So, you’ve decided that you’d like to produce a video that communicates your organisation's impact in the community… But what are the first steps?
Before you start thinking about the narrative of the video or the production company that you’d like to work with, you need to consider why you want to produce a video, any limitations for the project, and the ethical considerations around social impact storytelling.
The first thing to think about is the desired outcome of the video – what would you like the video to achieve? You may want to create awareness about a program or partnership, raise money, inspire your staff, recruit new team members, update your community, thank your donors, advocate about an issue, or a combination of these things.
If you start by exploring why you want to produce a social impact video, it will be much easier to figure out the best way to do it.
The next important step is to think about the message that you would like to convey, which is different to your video’s purpose. Think about your message as the vehicle for achieving your purpose. For example, your message in a fundraising campaign might be: "we have had an incredible impact on individuals’ lives through our programs, but we need help to continue this important work" or "the generous people who choose to support our organisation gain a sense of fulfillment, and create a family legacy that will live long into the future – this could be you".
When you’re thinking about the message, it’s important to consider the tone as well – how do you want the audience to feel? Should they be inspired, emotional or shocked? I always believe that it’s best to focus on the positive aspects of a story (such as hope and resilience), rather than building a message around hardship and suffering. Optimism gives your audience a vision for a better world, and it will be more empowering for the participants featuring in your video as well.
The next thing to think about is the people who will be viewing the video. How do these people think? How do they behave? What are their priorities? What do they care about most? Do they understand the issue, or will they have no idea? Are they aware of your organisation, or is this their first contact with you?
By understanding your audience, you will be much more likely to successfully engage and influence them.
At this stage, it’s time to figure out the financial parameters for your video project. Everyone would love to produce a beautiful Spielberg-like masterpiece, but it may not be possible within your marketing or fundraising budget. Whether you have a strict budget or not, you may want to chat with a video production company to learn about their rates. This will give you an idea about what's possible – this may include the number of days for filming or the number of video outcomes, potential filming locations, or even the quality of the production.

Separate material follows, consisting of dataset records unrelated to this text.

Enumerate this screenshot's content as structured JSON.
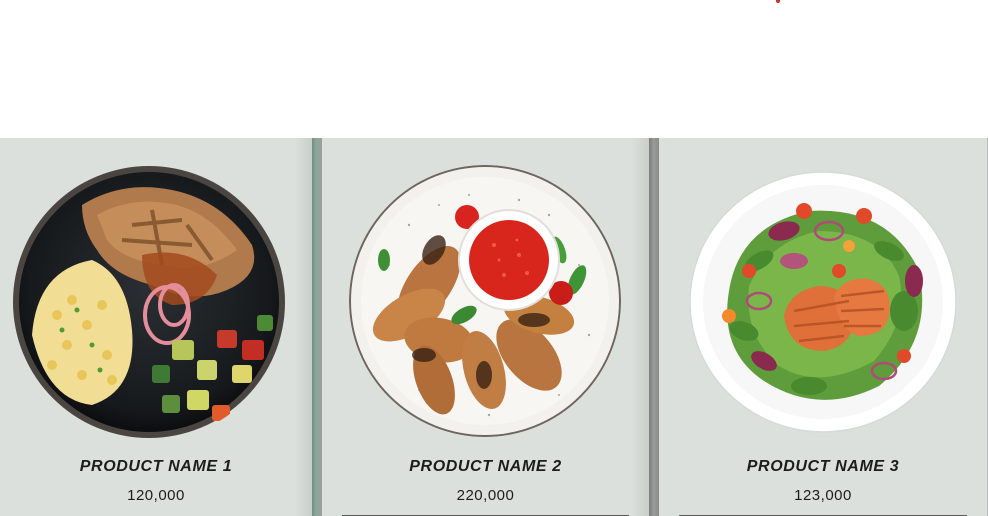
{
  "products": [
    {
      "name": "PRODUCT NAME 1",
      "price": "120,000"
    },
    {
      "name": "PRODUCT NAME 2",
      "price": "220,000"
    },
    {
      "name": "PRODUCT NAME 3",
      "price": "123,000"
    }
  ],
  "colors": {
    "card_background": "#dbe0dd",
    "text": "#1c1c1c",
    "accent_mark": "#c0392b"
  },
  "icons": [
    "rice-bowl-dish-image",
    "chicken-wings-dish-image",
    "salmon-salad-dish-image"
  ]
}
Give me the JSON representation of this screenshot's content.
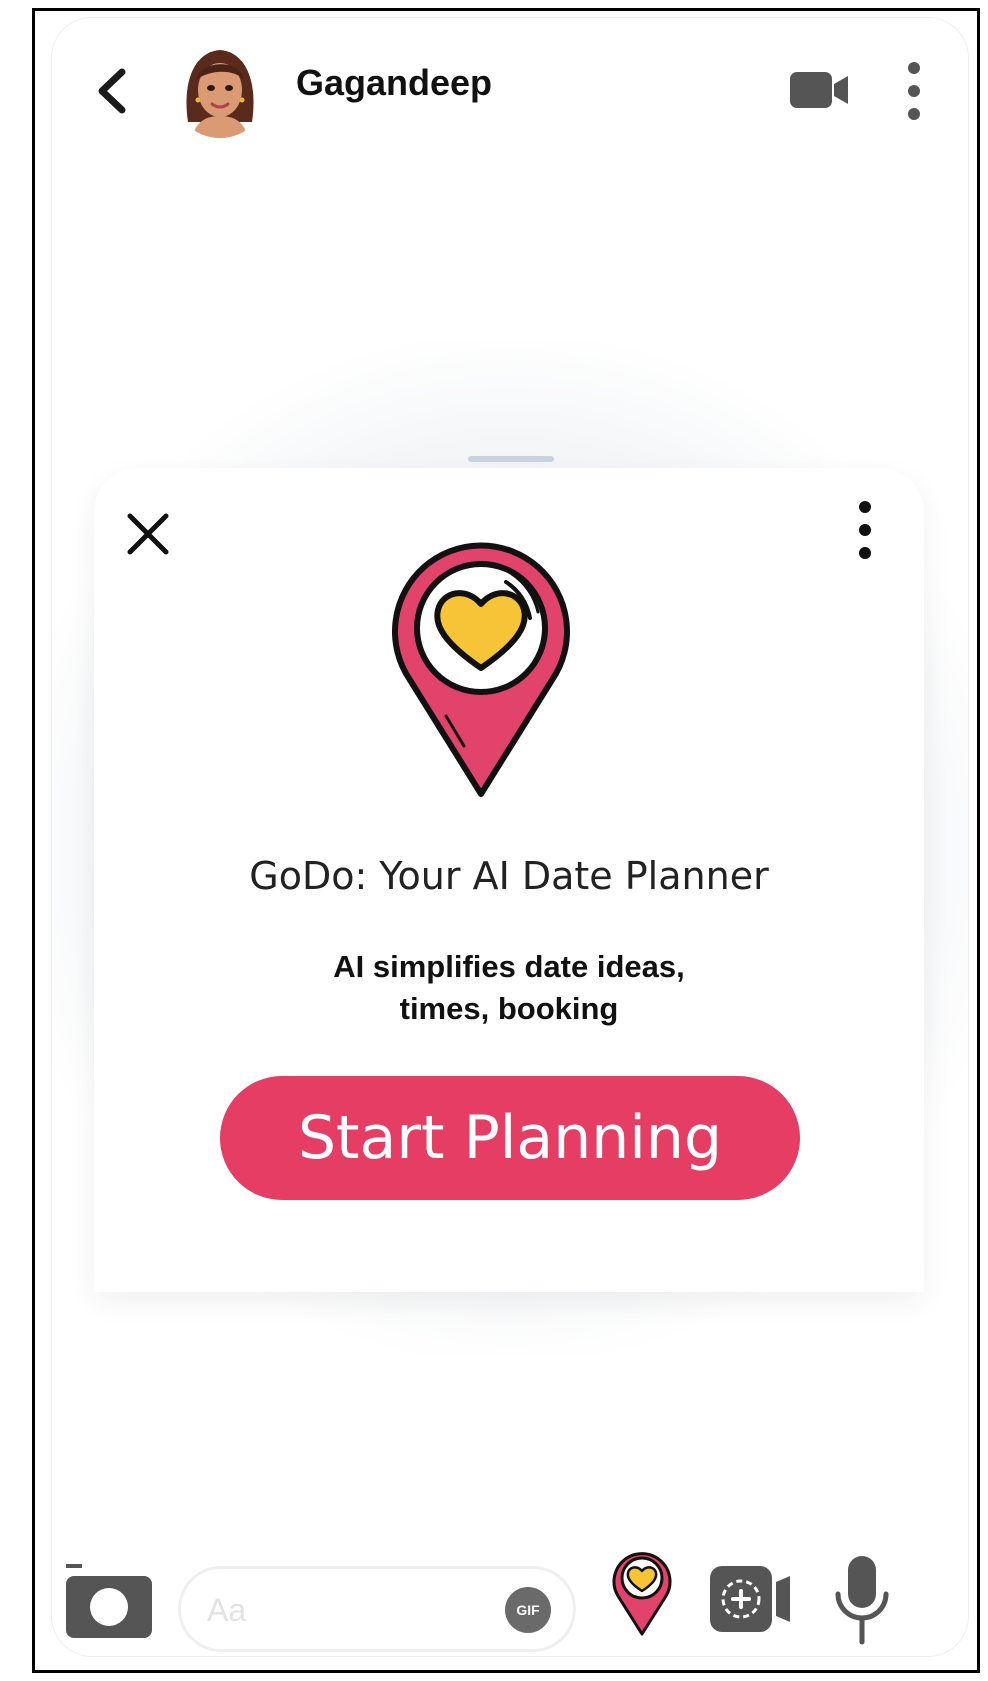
{
  "header": {
    "contact_name": "Gagandeep",
    "icons": [
      "back-chevron-icon",
      "avatar",
      "video-camera-icon",
      "more-vertical-icon"
    ]
  },
  "card": {
    "title": "GoDo: Your AI Date Planner",
    "subtitle_line1": "AI simplifies date ideas,",
    "subtitle_line2": "times, booking",
    "cta_label": "Start Planning",
    "icons": [
      "close-icon",
      "more-vertical-icon",
      "heart-location-pin-icon"
    ]
  },
  "composer": {
    "placeholder": "Aa",
    "gif_label": "GIF",
    "icons": [
      "camera-icon",
      "gif-icon",
      "heart-location-pin-icon",
      "screen-record-icon",
      "microphone-icon"
    ]
  },
  "colors": {
    "accent": "#e53d64",
    "pin_red": "#e2436a",
    "heart_yellow": "#f6c436",
    "icon_gray": "#6a6a6a"
  }
}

If you've defined the purpose, message, audience, and a ballpark budget for your video project – you’ve made the perfect start.

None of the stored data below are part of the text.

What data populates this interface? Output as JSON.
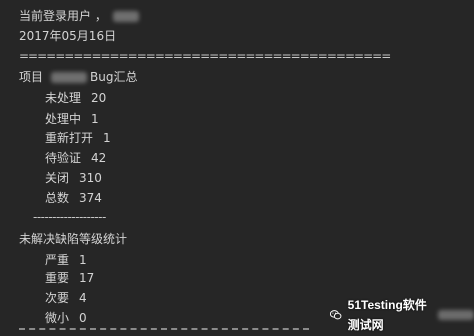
{
  "console": {
    "login_label": "当前登录用户 ，",
    "date": "2017年05月16日",
    "divider_top": "=========================================",
    "project_label": "项目",
    "project_suffix": "Bug汇总",
    "bug_summary": [
      {
        "label": "未处理",
        "value": "20"
      },
      {
        "label": "处理中",
        "value": "1"
      },
      {
        "label": "重新打开",
        "value": "1"
      },
      {
        "label": "待验证",
        "value": "42"
      },
      {
        "label": "关闭",
        "value": "310"
      },
      {
        "label": "总数",
        "value": "374"
      }
    ],
    "divider_mid": "-------------------",
    "severity_title": "未解决缺陷等级统计",
    "severity": [
      {
        "label": "严重",
        "value": "1"
      },
      {
        "label": "重要",
        "value": "17"
      },
      {
        "label": "次要",
        "value": "4"
      },
      {
        "label": "微小",
        "value": "0"
      }
    ]
  },
  "watermark": {
    "text": "51Testing软件测试网",
    "icon": "wechat-icon"
  }
}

Before you get started with the video production process, it's really important to explore some of the ethical issues that could arise from the storytelling process - especially if you're planning to feature participants who have experienced trauma or disadvantage.
For example, you might need to consider:
- How will you make sure the video participants feel empowered throughout the video production process, rather than exploited?
- How will the video's message achieve your desired outcomes, without anyone telling participants how to share their own story?
- How will you ensure the video production team operates in a respectful and considerate way?
Then, it's time to start pre-production! You can begin finding stories within your organisation, choosing the right participants to share their story, and partnering with your ideal video production company. Good luck!